Bollington Library colony

Last month I removed a colony from the cavity wall at Bollington library. The building was undergoing some refurbishment including a new roof and new window frames. The colony was in the cavity wall below a window. The bees entry point was through a hole in the rotten window frame.

It was claimed that the colony had been there for eight years or more, but I think it very unlikely that this was the case. Colonies rarely survive in the wild for more than 3 years as without help from a beekeeper they succumb to the ever increasing number of varroa mites. 

Barriers to keep the public away

The builders had prepared the site for removal of the colony. Barriers were erected to keep the public out of the way. I’m not sure about the wording on the warning sign, but the message was clear – keep out of the way!

Designated Smoking Area !

When I lit my smoker another warning sign appeared from nowhere!

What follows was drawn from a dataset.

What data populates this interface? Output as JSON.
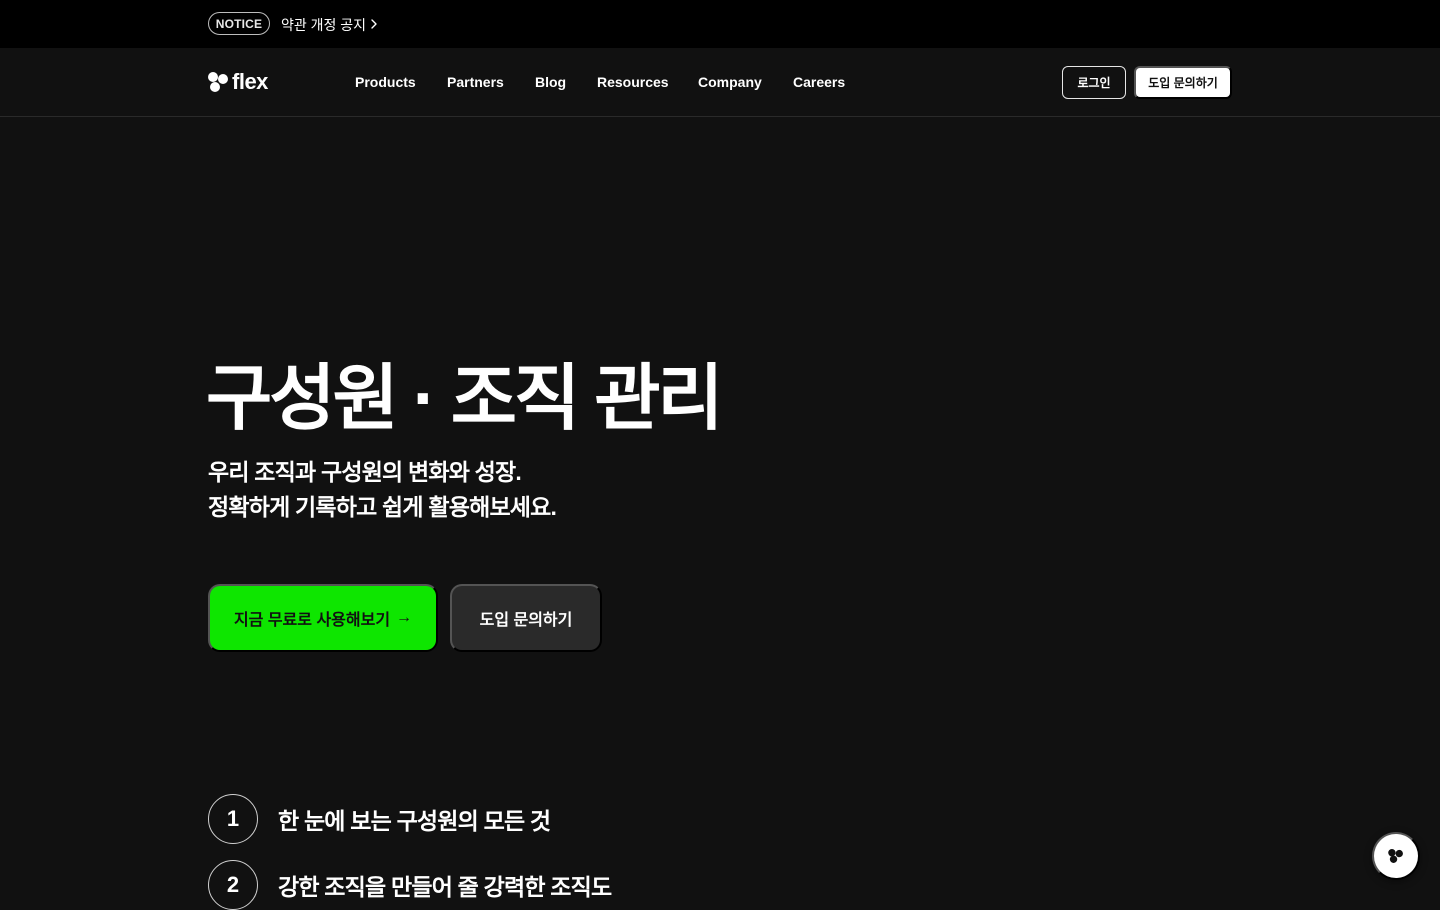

The builders removed the window frame which exposed the cavity and there were the bees. Being late February and rather cold, they were not very active. Notice how the stonework of the cavity is coated with brown propolis. This must have taken the bees a considerable time to complete.

There was a large area of comb in the cavity. The space was only wide enough for a single comb, but it was approximately two feet wide and four feet long. Some of the comb was very dark in colour demonstrating that it had been there for many years. I think it likely that the cavity had been in use by bees for many years, but I expect the original colony had died out and another swarm had since taken up residence.  

Honeycomb in the cavity

Honeycomb in the cavity

Because of the length of the comb, and the narrowness of the cavity, the builders removed a stone from the wall to provide better access to the comb.

The plan was to remove as much comb as possible, together with the bees and transfer them into empty frames in a travelling box. I set to, using a hive tool and a builders slate rip, cutting the comb into large pieces and pulling it out of the cavity together with the bees. Some of the comb and all the bees were placed into the travelling box. There was no evidence of a queen, and no brood in the combs. The number of bees was quite small, probably not more than 250 in total.

Combs removed from the cavity

Most of the comb was empty, with no bees or honey. The quantity and colour of the combs demonstrates that there had been bees in the cavity for a long period.

The bees in the travelling box were taken to my apiary but sadly the colony did not survive. The small number of bees, and lack of a laying queen probably mean that the colony would not have survived even if it had been left in the cavity undisturbed – and that wasn’t an option.